My shoulders sagged a little. I hadn’t realized how much I’d gotten my hopes up. Then I reminded myself that this was silly; she was just a stranger in my chair. There was no way she could know my future.
She cleared her throat, pulling my attention back to her. “Don’t worry, love. Meeting him — your heartmate — for you it’s inevitable.”
“Heartmate?” I asked, “Don’t you mean soulmate?”
She shook her head, her silvery eyes shining like dimes. “Soulmates show up in your life to teach you things. They could be close friends, family, or a stranger you meet on the street. A heartmate though…” her eyes widened. “Heartmates transform the very state of who you are as a person. True love, acceptance, happiness, all of that is the stuff of heartmates.”
I busied myself with mixing the colors so that she wouldn’t see my shaking hands.
“And this guy — my heartmate — I’m going to meet him for sure?” I asked, trying to sound like I was half-bored.
She nodded. “As sure as the sun rises in the east and sets in the west.

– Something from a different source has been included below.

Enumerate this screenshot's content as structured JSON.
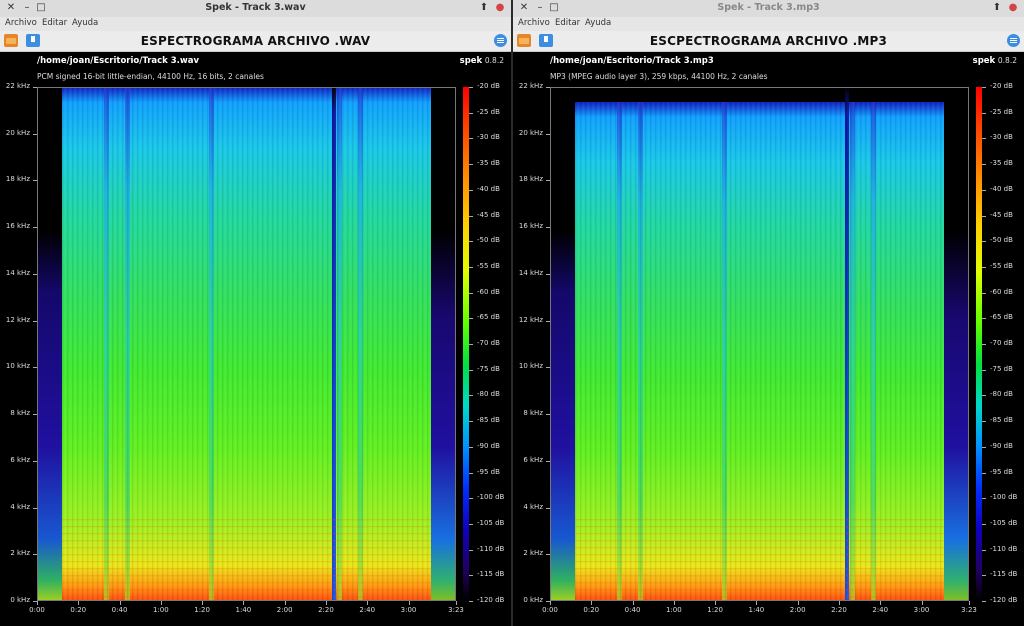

It’s waiting there in your future for you to discover.”
Suddenly I felt terrified. I wasn’t ready to meet the love of my life. I needed to go back to college, I needed to lose about fifteen pounds, I needed to make my apartment more presentable—
“No, you’re ready,” she said as if reading my mind.
I paused mixing the dye. The bland white paste was locked in a swirl and turning a vivid pink hue.
She squinted at me, and then her face fell. “There’s something blocking you, though.”